There are however incontrovertible problems with a) discipline – the most obvious being that it is ambiguous whether committing fouls benefits or disadvantages your team, b) club fixtures – providing a reliable schedule of matches for the 98 per cent who don’t play at the elite, inter-county level and c) multi-eligibility – the practice of young players being asked to play for a vast number of teams between club, county, college and various age grades.

Championship structures are also in need of reform. No fair competition can place such radically different demands on contestants depending on their provenance. It’s likely that the four-conference initiative, which will square off provinces into eight-county units, will emerge as the most realistic proposal – but even that will face an uphill battle given the tradition of the provincial championships.

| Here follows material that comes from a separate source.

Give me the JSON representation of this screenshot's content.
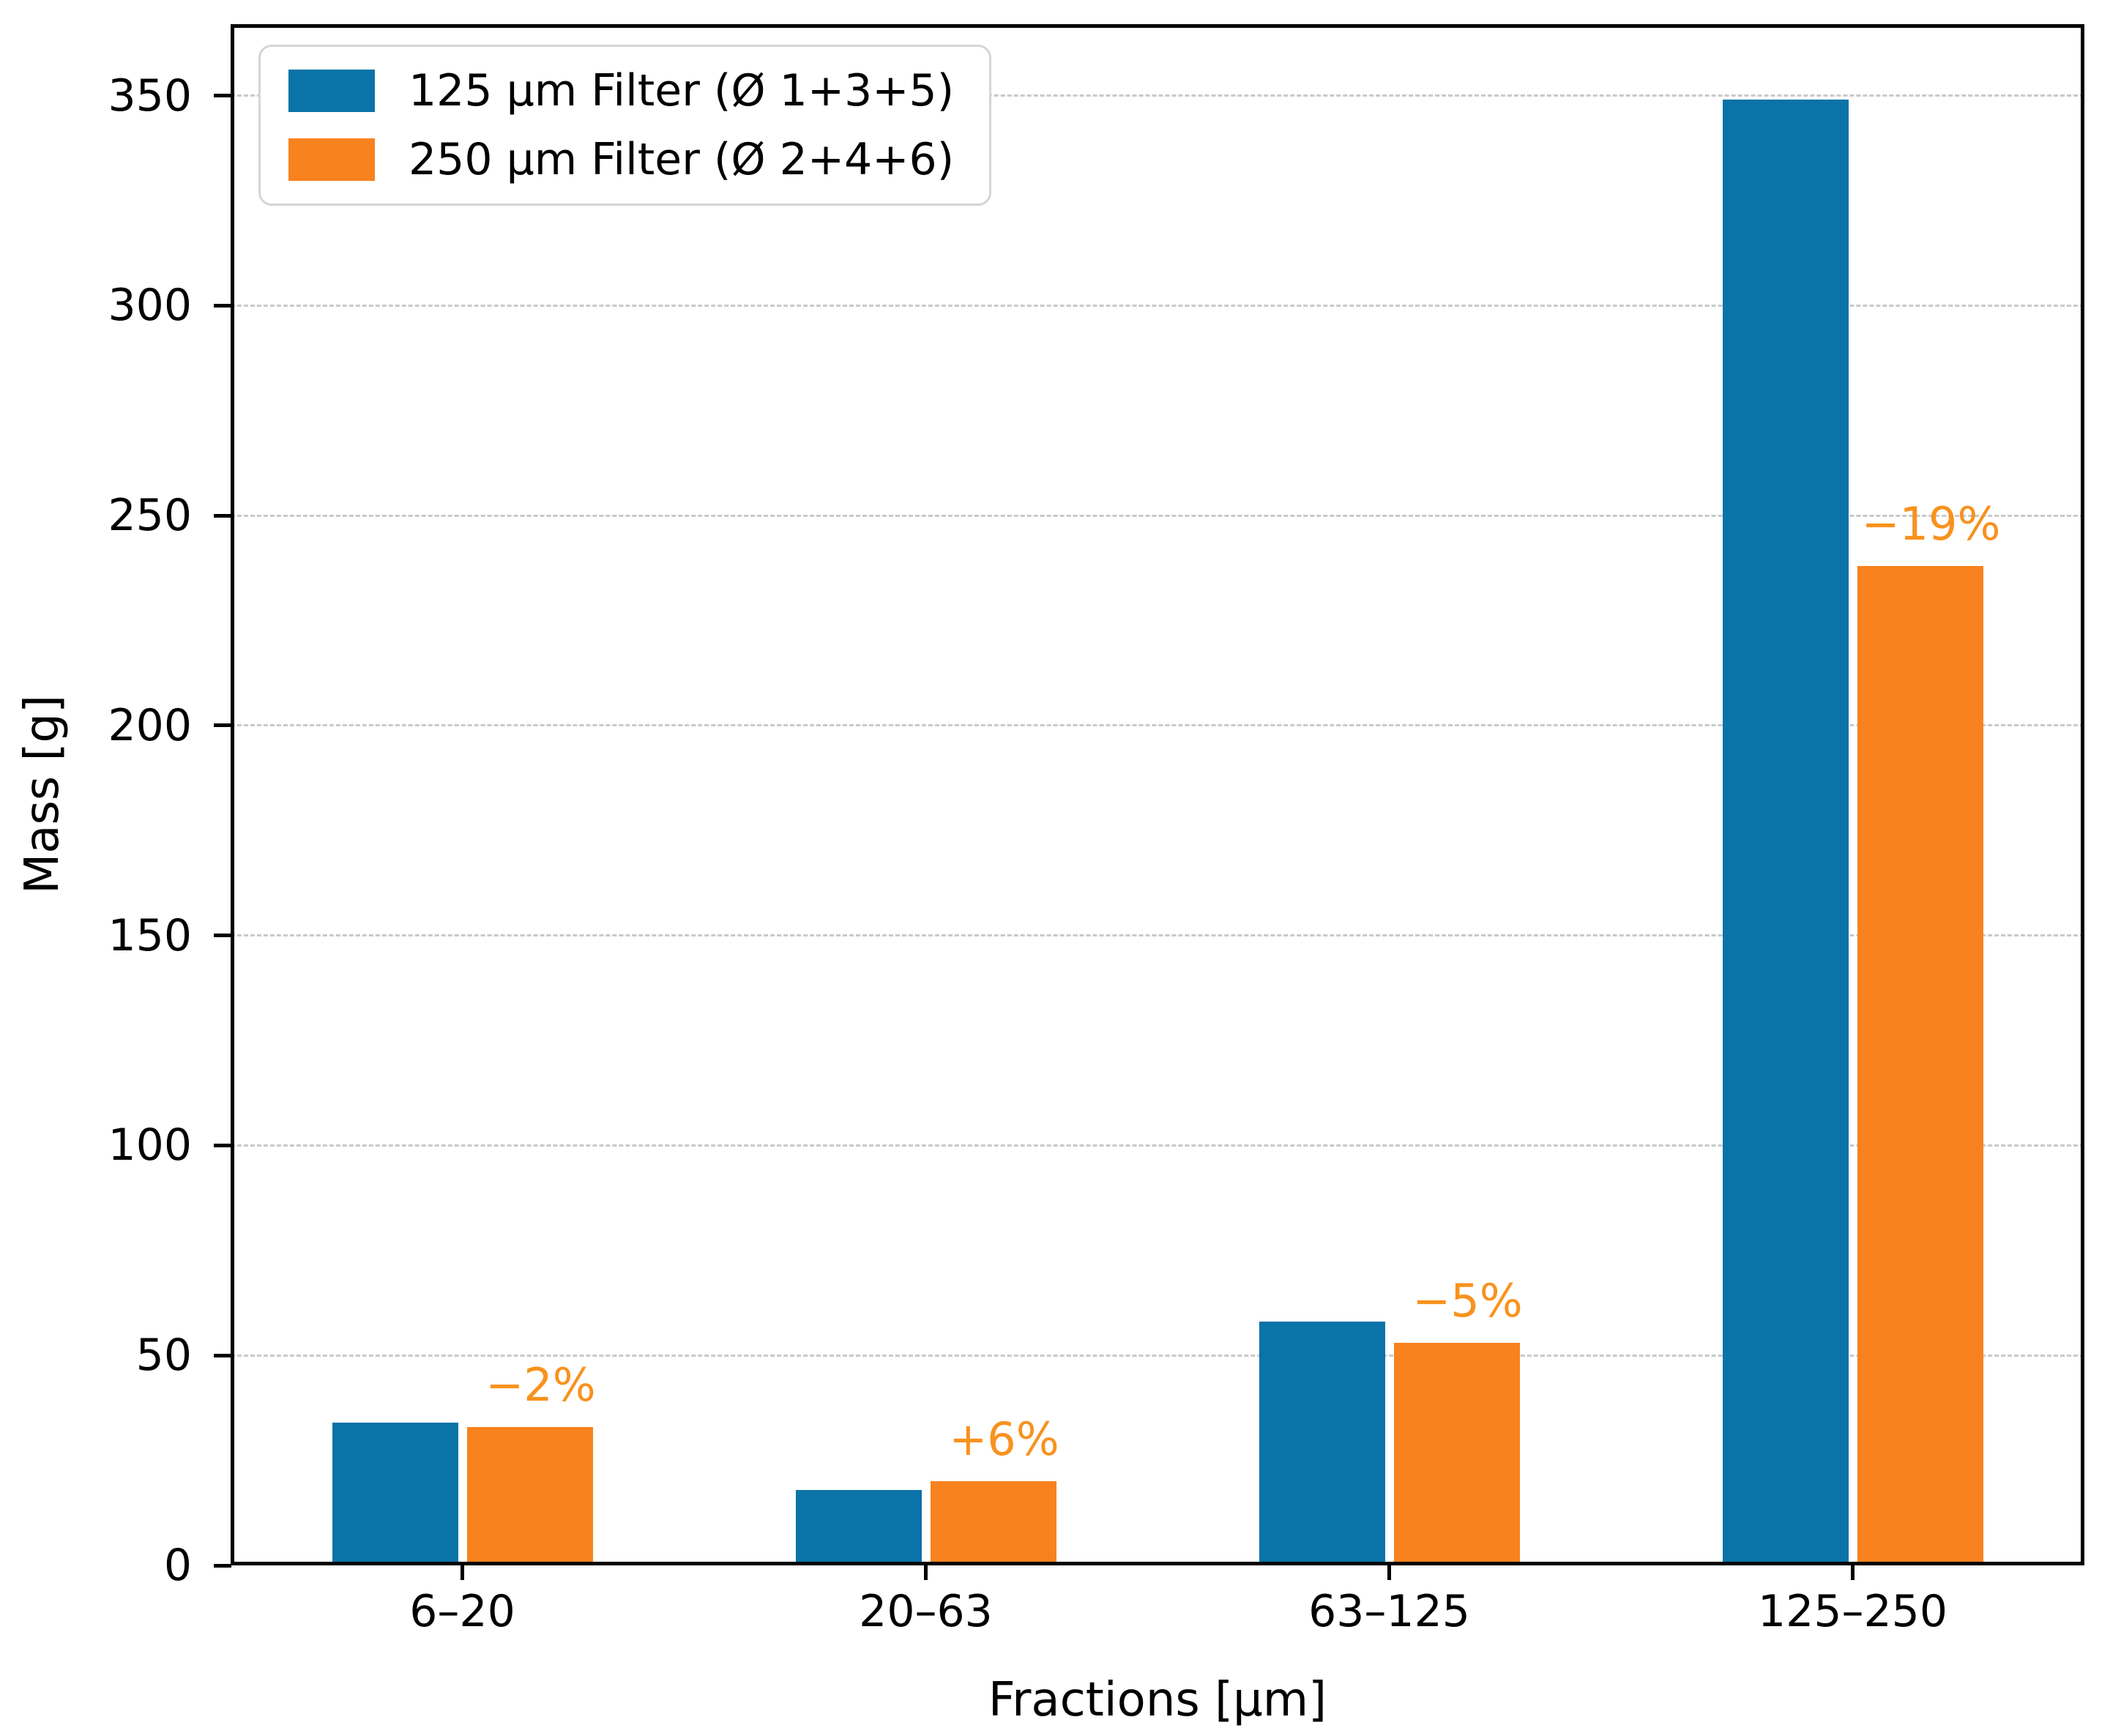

There are no guarantees that the FRC can be an immediate catalyst for solving all of the problems facing football but such has been the level of engagement with its consultative work that no-one can argue with the authenticity of the identified issues.

Every worthwhile reform in the GAA’s history has been a matter of trial and error: bringing forward proposals and at first being laughed out of it or peremptorily dismissed before the penny eventually drops. We have the qualifier system in both football and hurling because the more ambitious Football Development Committee proposals were blown out of the water but their discussion laid the ground for – albeit less radical – change that was accepted within six months.

The process of reform and improvement of football is now in motion and certainly in the long run, won’t be easily derailed. Change for the better looks inevitable.